Sunday, October 4, 2009

Life in the fast lane - time to pull over

General Conference has brought with it a chance to slow down and contemplate. These past few months have thrown us into the fast lane of life. Jhonny has taken off on his job as a kindergarten teacher and that keeps him pretty busy. He always has great stories to tell about his sweet students. He is lucky to have such a supportive staff and principal.
I have kept busy substitute teaching in Rockdale and Cameron. I've enjoyed being back in the schools. This town is getting smaller for me. I recognize more people at Walmart and have now seen the faces of kids that my neighbors have bragged about. I am still asked if I am new to Rockdale. Although we've been here for two years, comparatively that's new I suppose. I'm not sure how long we have to live here to not claim being new anymore. Tis the way of small towns I guess.

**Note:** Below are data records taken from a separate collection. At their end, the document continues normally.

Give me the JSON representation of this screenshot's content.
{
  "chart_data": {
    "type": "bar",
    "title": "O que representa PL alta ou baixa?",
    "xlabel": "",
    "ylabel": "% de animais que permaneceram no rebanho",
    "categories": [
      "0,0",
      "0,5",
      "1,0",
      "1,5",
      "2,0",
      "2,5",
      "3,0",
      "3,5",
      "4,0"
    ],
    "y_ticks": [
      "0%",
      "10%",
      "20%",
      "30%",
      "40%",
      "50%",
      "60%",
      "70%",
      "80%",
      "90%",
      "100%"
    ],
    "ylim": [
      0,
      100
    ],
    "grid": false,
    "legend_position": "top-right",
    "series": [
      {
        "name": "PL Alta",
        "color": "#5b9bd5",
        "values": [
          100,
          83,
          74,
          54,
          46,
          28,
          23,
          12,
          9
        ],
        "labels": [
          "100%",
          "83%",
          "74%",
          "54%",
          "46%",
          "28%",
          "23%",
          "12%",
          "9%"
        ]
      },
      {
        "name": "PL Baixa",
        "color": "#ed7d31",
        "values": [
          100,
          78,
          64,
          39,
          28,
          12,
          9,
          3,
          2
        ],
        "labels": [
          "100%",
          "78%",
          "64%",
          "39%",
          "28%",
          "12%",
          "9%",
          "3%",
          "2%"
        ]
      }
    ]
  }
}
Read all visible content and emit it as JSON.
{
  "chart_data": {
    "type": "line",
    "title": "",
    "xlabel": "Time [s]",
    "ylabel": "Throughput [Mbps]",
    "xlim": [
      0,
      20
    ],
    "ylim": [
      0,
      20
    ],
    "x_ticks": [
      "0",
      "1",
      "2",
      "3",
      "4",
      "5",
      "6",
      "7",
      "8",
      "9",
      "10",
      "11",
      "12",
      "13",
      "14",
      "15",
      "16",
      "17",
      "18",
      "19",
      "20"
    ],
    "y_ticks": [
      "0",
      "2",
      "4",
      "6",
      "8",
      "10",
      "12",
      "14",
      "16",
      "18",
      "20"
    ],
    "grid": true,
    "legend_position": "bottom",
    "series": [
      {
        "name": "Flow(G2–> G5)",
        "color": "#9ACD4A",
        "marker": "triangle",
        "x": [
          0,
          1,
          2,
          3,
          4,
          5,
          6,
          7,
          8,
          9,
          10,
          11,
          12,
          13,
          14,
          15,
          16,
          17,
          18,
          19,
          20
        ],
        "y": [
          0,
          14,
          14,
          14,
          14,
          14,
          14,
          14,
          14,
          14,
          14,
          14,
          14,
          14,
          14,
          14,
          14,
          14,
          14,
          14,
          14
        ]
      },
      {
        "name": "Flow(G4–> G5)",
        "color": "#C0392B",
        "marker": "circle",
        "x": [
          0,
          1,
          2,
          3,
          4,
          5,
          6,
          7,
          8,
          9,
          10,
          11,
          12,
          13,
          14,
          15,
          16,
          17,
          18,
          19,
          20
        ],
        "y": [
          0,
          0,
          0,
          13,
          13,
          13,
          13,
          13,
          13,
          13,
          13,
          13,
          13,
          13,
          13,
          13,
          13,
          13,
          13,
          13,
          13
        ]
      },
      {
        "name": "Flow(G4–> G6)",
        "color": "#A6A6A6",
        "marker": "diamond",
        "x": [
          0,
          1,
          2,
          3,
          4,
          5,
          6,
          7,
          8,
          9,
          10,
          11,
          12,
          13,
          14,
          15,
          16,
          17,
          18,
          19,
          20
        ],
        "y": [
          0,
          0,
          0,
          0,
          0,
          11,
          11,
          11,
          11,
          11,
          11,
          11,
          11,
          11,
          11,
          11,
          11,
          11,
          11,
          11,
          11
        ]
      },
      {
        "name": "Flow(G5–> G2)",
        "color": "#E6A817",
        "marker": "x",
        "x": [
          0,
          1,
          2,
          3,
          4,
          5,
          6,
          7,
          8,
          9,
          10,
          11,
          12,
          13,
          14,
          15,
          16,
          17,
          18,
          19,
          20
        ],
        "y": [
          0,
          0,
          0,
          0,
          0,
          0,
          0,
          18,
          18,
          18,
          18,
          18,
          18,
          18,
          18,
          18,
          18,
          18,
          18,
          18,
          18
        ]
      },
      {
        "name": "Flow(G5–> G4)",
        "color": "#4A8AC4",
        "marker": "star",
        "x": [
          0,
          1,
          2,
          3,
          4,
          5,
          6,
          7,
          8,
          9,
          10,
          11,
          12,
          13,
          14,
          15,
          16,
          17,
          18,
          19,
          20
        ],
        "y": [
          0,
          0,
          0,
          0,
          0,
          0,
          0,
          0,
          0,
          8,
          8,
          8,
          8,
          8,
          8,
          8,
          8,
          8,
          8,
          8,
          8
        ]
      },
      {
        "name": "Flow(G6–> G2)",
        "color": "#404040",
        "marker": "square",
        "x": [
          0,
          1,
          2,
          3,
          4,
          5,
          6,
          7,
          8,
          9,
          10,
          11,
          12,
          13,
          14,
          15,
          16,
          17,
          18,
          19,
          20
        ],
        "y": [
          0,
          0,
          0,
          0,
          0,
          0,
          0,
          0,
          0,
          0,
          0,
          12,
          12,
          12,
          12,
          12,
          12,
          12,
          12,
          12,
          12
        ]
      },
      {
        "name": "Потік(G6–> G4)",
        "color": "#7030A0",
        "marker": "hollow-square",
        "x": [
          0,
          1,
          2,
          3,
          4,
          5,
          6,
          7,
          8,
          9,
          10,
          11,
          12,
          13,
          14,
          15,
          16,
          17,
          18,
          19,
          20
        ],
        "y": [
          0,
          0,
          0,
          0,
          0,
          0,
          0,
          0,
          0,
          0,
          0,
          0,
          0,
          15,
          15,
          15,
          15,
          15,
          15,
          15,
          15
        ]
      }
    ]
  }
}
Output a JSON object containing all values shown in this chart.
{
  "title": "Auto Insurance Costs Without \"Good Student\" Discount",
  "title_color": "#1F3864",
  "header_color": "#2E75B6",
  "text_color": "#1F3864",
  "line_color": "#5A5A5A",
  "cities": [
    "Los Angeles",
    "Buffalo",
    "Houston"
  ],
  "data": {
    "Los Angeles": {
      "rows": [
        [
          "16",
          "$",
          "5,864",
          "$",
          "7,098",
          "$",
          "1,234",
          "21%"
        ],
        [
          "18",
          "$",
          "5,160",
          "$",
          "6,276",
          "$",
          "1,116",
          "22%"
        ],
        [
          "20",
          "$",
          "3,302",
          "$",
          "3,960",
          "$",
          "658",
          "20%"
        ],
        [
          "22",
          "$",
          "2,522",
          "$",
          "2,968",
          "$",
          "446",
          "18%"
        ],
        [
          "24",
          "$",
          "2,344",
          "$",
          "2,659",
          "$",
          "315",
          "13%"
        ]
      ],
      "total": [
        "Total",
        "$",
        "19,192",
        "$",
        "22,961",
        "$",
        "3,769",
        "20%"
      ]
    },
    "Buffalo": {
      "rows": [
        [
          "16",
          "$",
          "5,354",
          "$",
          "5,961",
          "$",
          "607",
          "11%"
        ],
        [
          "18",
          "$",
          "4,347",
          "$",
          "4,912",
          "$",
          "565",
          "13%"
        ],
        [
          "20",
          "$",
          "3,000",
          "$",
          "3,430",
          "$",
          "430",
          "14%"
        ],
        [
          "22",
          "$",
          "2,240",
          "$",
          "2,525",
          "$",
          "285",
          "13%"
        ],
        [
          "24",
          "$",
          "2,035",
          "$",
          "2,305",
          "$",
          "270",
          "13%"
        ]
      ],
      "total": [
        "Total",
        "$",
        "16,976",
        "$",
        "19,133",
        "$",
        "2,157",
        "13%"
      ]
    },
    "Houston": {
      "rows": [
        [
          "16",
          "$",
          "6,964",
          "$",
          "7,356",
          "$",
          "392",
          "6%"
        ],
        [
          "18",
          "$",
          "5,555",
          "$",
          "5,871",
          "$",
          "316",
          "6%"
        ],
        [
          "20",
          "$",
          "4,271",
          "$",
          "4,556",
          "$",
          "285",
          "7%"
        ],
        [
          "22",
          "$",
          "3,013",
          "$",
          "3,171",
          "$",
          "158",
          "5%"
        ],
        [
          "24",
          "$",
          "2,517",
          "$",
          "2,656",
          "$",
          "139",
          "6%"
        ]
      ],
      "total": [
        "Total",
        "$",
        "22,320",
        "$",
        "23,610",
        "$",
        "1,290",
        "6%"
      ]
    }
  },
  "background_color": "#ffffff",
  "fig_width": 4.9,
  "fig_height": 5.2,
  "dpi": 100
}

Yesterday I reveled in the Spirit and found myself moved often by stories of faith and testimony. I could relate as one speaker talked of the steps of deliverance from adversity. "And he lightened their burdens insomuch that they could not feel the burden upon their backs." How often I have felt that way. It is only in retrospect that I realize the gravity of the burdens on our little family this past year. I am overcome with gratitude for the hand of the Lord that has guided us and carried us through it all. I don't know that we have been delivered yet - but the way is always being prepared. And I can say as Eve said, "It is better. . ."
I am more committed to live a life without hypocrisy. I see a need to work on my "temperance" at home. I'm also grateful for the counsel to be consistent and diligent in our efforts to teach our children the gospel. How often have I wondered if family prayer, scripture study, and Family Home Evening are doing any good when my kids are screaming, whining, wiggling, and for the most part not even paying attention? It's good to know that even if they get nothing out of the lesson that the habit is the key.
How comforting to know that Heavenly Father is mindful and still loves us in spite of the difficulties that have swept our nation. He has and will provide.